Kickstart: The Nanny wants to clean up TV | Plastics News

2022-05-14 12:08:41 By : Ms. leah wang

It's not every day that Plastics News gets to quote a celebrity about plastic waste in the environment. It's not that celebrities don't like to talk about plastics and pollution. They do. A lot. Often while touting their own brands or speaking about a sponsor's brands.

Some do more than just talk. Harry Styles, for instance, uses his contract to enforce better recycling and fewer single-use plastics during his tours.

In 2019, the actor Ted Danson shared a table with Plastics Industry Association CEO Tony Radoszewski during a congressional hearing to talk about the environmental impact of plastics. (Danson is vice chair for environmental group Oceana.)

And now Fran Drescher, whose resume includes the sitcom The Nanny, is taking on plastics as part of her role as the new president of the Screen Actors Guild to support an effort by the Plastic Pollution Coalition to "Flip the Script on Plastics."

The effort, supported by Drescher and other actors during a webinar, Assistant Managing Editor Steve Toloken writes, wants to see more TV shows and movies normalizing the use of reusable containers and eliminate or reduce the use of single-use plastics on screen.

A study in November from the PPC looked at how single-use plastics were portrayed across 51 hours of programming on 32 popular TV shows in 2019 and 2020. It found an average of 28 single-use plastic items showed up in each episode, but only 7 percent of the items were disposed of properly on screen.

The Pope has gone on the record: Throwing plastic in the ocean is bad.

In a wide-ranging interview with Italian television on Feb. 6, Pope Francis took on plastic pollution along with excessive spending on armaments, defending the rights of migrants and "ideological rigidity" from conservative Catholics, Reuters reports.
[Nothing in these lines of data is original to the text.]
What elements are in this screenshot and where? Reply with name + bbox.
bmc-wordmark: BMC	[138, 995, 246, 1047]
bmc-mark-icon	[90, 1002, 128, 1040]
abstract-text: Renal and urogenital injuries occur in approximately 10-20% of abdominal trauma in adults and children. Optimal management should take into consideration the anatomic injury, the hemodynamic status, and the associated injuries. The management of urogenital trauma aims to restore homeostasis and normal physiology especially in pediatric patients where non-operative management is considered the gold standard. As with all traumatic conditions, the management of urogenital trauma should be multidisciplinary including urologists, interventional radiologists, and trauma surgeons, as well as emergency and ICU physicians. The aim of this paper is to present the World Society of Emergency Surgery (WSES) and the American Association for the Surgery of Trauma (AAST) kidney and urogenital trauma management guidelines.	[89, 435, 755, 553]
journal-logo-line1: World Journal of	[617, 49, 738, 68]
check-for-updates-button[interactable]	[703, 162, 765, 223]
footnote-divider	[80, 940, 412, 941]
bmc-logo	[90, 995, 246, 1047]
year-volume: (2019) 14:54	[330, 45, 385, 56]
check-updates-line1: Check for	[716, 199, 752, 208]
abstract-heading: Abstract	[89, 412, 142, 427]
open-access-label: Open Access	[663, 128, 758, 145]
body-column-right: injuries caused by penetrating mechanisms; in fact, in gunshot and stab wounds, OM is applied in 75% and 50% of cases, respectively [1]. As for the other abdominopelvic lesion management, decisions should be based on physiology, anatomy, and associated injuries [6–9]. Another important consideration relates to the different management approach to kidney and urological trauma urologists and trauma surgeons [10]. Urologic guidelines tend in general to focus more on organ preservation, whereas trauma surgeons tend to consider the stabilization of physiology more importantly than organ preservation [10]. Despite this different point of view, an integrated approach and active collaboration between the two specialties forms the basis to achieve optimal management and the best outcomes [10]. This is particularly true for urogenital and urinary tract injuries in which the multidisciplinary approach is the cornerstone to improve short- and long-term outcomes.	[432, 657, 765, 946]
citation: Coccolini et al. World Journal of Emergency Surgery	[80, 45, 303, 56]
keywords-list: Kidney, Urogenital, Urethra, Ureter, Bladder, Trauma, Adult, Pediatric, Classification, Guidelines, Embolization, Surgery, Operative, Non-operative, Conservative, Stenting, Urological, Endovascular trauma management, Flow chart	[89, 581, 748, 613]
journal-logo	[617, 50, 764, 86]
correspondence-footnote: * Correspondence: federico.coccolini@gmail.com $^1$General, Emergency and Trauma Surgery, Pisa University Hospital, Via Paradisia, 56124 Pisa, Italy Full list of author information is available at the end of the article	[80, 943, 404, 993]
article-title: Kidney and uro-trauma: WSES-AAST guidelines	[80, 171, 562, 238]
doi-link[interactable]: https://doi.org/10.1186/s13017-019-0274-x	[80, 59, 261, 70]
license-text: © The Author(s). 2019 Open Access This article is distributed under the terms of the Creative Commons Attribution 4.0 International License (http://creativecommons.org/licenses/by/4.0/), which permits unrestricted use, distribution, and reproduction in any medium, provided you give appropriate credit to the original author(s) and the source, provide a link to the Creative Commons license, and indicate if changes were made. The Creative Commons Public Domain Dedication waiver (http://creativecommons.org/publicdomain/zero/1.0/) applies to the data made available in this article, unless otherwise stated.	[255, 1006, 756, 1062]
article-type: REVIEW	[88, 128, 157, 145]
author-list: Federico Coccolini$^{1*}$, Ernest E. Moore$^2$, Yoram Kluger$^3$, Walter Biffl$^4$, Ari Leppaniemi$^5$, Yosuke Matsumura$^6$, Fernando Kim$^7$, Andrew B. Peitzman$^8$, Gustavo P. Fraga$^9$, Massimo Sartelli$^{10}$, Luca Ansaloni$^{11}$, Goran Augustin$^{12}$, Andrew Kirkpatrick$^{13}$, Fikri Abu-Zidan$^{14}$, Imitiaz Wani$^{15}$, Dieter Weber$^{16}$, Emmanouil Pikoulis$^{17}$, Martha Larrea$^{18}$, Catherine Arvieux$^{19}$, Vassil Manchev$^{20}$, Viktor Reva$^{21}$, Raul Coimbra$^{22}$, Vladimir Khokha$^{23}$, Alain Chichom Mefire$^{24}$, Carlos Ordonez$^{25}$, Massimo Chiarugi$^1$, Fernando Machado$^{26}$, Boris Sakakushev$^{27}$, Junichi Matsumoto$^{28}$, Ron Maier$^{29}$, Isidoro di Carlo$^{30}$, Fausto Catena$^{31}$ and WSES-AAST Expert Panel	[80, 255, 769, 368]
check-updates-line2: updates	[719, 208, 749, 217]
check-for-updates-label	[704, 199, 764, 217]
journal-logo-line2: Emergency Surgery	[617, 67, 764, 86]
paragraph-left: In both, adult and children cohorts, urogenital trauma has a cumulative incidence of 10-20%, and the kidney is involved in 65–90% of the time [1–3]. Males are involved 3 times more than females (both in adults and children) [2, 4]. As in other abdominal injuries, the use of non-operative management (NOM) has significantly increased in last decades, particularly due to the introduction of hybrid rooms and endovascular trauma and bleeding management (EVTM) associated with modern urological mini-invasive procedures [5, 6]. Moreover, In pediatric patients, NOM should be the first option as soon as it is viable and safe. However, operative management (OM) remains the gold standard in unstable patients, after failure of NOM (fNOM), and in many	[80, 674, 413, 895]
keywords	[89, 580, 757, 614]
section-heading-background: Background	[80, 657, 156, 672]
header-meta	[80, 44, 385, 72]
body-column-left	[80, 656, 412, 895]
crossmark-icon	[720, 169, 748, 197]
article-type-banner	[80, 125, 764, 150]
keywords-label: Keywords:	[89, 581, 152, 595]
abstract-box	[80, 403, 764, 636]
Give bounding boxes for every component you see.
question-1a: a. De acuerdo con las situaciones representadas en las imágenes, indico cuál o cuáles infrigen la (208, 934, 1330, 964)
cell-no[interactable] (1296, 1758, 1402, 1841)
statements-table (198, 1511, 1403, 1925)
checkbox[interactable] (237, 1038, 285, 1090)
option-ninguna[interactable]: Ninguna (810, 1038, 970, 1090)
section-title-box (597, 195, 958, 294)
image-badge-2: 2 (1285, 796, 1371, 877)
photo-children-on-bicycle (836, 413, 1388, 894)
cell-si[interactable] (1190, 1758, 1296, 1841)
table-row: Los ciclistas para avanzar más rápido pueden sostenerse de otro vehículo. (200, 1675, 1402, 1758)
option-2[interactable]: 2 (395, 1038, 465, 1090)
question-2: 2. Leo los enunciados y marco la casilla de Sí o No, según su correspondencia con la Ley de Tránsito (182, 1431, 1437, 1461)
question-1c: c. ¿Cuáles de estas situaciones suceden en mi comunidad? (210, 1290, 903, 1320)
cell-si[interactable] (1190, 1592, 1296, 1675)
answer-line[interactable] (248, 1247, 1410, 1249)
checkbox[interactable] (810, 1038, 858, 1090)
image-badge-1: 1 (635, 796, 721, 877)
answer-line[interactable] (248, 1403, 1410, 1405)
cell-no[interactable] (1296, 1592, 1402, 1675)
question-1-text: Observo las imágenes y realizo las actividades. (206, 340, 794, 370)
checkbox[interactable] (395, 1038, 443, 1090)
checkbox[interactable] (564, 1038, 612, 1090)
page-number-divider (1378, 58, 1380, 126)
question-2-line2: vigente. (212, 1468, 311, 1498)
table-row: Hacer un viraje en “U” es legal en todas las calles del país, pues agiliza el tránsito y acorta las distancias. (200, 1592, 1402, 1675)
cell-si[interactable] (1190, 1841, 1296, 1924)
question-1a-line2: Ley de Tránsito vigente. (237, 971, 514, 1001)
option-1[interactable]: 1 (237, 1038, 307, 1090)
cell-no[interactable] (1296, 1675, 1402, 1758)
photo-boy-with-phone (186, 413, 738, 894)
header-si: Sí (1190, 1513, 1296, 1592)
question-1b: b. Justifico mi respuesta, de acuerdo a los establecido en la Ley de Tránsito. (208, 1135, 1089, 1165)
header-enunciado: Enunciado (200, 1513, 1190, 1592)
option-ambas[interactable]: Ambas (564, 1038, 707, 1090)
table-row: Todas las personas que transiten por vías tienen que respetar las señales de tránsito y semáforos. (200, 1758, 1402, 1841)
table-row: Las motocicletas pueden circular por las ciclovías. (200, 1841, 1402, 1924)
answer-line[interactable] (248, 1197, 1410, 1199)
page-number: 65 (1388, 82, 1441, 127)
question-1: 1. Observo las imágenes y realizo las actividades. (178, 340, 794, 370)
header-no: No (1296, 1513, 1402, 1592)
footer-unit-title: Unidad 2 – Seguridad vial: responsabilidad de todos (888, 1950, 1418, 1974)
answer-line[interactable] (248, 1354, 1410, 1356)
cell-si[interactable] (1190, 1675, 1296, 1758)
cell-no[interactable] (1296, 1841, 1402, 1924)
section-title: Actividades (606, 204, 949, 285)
Francis has made past statements condemning waste, saying that people must take action in "looking after creation."

In the interview, Reuters reported, Italian fishermen came to him to discuss how much plastic trash they found in the Adriatic Sea. They later told him they found even more, but they also took action to clean some of it up.

"Throwing plastic into the sea is criminal. It kills biodiversity, it kills the earth, it kills everything," he said.

Faurecia CEO Patrick Koller. The company is changing its corporate name to Forvia.

Soon after French auto supplier Faurecia SA opened a major interiors injection molding parts plant in the Detroit suburbs about 10 years ago or more, a top executive sat down with the media to talk about the company's growing plans for North America.

One of the first questions: How do you pronounce the company name?

There were typically two schools of thought — four-CEE-ah and four-EEE-see-ah — along with the occasional four-ESS-cia. "As long as companies buy our products, we don't care," the executive said.

Now the company, itself created through the merger of two suppliers — Faure and ECIA — has picked a new corporate identity to represent its acquisition of lighting supplier Hella: Forvia. (The Faurecia and Hella names will live on as divisions of Forvia.)

Will automakers remember the new name when it's time to award future contracts? As that executive might say: "As long as they buy our products, we don't care."